Cet anonymat favorise la rapidité des communications, les rend difficilement traçables, et, en les vidant de leur humanité, augmente la fluidité économique. L’emploi exclusif des prénoms pousse à l’indifférence, à l’exclusion du facteur humain, alors qu’il suggère le contraire. Votre histoire n’intéresse pas. Sous le couvert sympathique de l’emploi du prénom emprunté à l’usage amical, il s’agit en réalité d’expurger toute empathie véritable des relations. Il importe de délivrer l’exploiteur du nom des exploités. D’exorciser de la conscience patronale l’idée même d’identité des travailleurs. Le prénom, c’est une chose discrète, inoffensive, ce n’est pas tout à fait quelqu’un. C’est à la fois tout et rien, sans conséquences, facile à oublier ; c’est joli. On les entend sans y penser, sans avoir à imaginer des adultes, des femmes et des hommes réels. On utilise en somme la méthode des bordels, où les filles, ramenées strictement à leur corps, n’ont pas de nom mais un simple prénom. Appeler les prostituées Léa, Camille, Sarah a l’avantage de ne pas distraire le client de l’objet de son intérêt. Si on lui fait choisir la prostituée par son nom entier, Léa Gontrant, Camille Benamou, Sarah Esposito de la Hoya, le désir en est alourdi, ralenti de considérations parasites, humanistes. Dans la méthode de travail de la Plateforme, l’usage généralisé des prénoms augure de même un rapport humain réduit à sa plus stricte utilité, un rapport vidé de contexte, de toute possibilité de sensibilité.

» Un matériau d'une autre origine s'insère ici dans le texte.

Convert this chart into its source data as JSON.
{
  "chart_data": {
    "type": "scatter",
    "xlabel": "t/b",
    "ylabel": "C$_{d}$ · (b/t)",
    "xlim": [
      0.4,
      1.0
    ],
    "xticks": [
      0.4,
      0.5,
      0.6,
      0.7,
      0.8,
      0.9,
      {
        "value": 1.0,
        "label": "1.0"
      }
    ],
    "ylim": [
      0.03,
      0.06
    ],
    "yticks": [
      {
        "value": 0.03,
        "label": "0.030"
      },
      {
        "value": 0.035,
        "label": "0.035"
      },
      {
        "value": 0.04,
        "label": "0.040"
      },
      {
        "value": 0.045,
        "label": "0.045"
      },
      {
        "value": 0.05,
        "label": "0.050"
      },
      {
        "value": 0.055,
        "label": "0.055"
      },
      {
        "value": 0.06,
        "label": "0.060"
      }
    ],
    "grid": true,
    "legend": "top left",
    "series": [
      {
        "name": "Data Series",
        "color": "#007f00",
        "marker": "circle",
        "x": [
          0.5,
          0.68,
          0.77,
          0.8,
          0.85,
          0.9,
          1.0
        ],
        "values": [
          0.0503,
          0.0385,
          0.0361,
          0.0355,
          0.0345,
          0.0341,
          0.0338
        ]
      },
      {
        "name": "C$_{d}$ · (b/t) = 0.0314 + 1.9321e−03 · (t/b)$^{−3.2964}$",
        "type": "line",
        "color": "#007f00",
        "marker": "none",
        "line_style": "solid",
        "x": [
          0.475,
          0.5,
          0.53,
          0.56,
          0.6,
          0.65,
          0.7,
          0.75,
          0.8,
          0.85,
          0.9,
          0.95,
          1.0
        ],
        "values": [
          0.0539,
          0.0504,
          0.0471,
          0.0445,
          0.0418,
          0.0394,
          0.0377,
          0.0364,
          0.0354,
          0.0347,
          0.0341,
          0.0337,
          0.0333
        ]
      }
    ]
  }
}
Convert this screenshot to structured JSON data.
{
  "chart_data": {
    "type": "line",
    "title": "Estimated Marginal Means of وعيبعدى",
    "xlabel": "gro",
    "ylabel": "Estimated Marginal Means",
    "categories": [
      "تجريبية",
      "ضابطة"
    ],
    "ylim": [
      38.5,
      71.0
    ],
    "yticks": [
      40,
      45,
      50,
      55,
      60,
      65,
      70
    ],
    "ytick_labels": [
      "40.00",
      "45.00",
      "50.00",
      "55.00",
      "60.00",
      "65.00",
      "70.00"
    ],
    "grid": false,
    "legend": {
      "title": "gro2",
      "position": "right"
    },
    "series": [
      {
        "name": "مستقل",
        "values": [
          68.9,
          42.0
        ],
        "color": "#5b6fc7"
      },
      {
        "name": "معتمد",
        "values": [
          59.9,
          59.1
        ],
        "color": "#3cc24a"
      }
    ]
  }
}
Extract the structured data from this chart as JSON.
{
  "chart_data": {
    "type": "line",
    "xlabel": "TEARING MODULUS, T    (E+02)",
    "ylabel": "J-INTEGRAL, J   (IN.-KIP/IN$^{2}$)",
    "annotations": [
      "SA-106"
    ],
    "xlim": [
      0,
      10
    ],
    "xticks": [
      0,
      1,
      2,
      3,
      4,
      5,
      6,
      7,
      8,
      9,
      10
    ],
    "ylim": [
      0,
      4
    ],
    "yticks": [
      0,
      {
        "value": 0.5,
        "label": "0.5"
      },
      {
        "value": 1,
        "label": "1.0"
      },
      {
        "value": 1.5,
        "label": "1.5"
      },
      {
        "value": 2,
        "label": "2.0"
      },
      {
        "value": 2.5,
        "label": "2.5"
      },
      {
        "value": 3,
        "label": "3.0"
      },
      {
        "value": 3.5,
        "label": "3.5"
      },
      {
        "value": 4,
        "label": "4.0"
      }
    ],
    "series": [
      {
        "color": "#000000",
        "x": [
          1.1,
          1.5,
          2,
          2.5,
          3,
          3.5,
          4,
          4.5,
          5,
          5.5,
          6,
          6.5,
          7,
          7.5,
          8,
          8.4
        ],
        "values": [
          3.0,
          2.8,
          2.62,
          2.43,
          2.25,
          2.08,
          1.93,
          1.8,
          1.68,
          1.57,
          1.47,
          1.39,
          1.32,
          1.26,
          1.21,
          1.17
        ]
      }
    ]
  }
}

« Aline vous a envoyé un message. » « Désolé, Myriam a décliné votre proposition. » « Répondez vite à Sylvia. » Ou bien, quand j’essaie de joindre la Plateforme pour un problème ou un autre : « Axelle répond à vos questions, veuillez en indiquer le motif. » « Cher Franck, pensez à joindre à votre annonce une photo souriante, vous augmenterez les chances d’être choisi », signé : Mathieu. Qui parle ? Un prénom ne devrait être employé que dans une relation intime. L’emprunt fallacieux à l’univers amical s’inspire aussi de ces publicitaires recourant à l’imagerie fermière et rustique, tantôt une meule de paille, tantôt une nappe à carreaux, dans le but de vendre son contraire : des produits industriels hors-sol.


Cette année, la Plateforme a profité du mois d’août pour apporter quelques changements à son règlement. Dorénavant, bénéficier d’une meilleure exposition auprès des clients et obtenir un passe-droit sur certaines missions plus rémunératrices est conditionné au versement préalable de cent euros mensuels. Somme perdue si je ne réussis pas à travailler suffisamment pour l’amortir.
Les concepteurs ont bien gambergé, c’est beau à voir, tant de maîtrise des comptes, tant de génie dans l’avidité. À vingt euros en moyenne par mission, l’entier bénéfice des cinq premières interventions du mois va directement dans les poches de la Plateforme avant que je ne touche un centime.
Ces dirigeants d’un nouveau genre, parfaitement adaptés à leur époque et au nouveau monde, incapables de formuler une seule phrase, un seul slogan sans l’égayer d’un mot d’anglais, manie plus servile que savante, ces dirigeants épanouis ont trouvé dans le chômage des autres de quoi prospérer.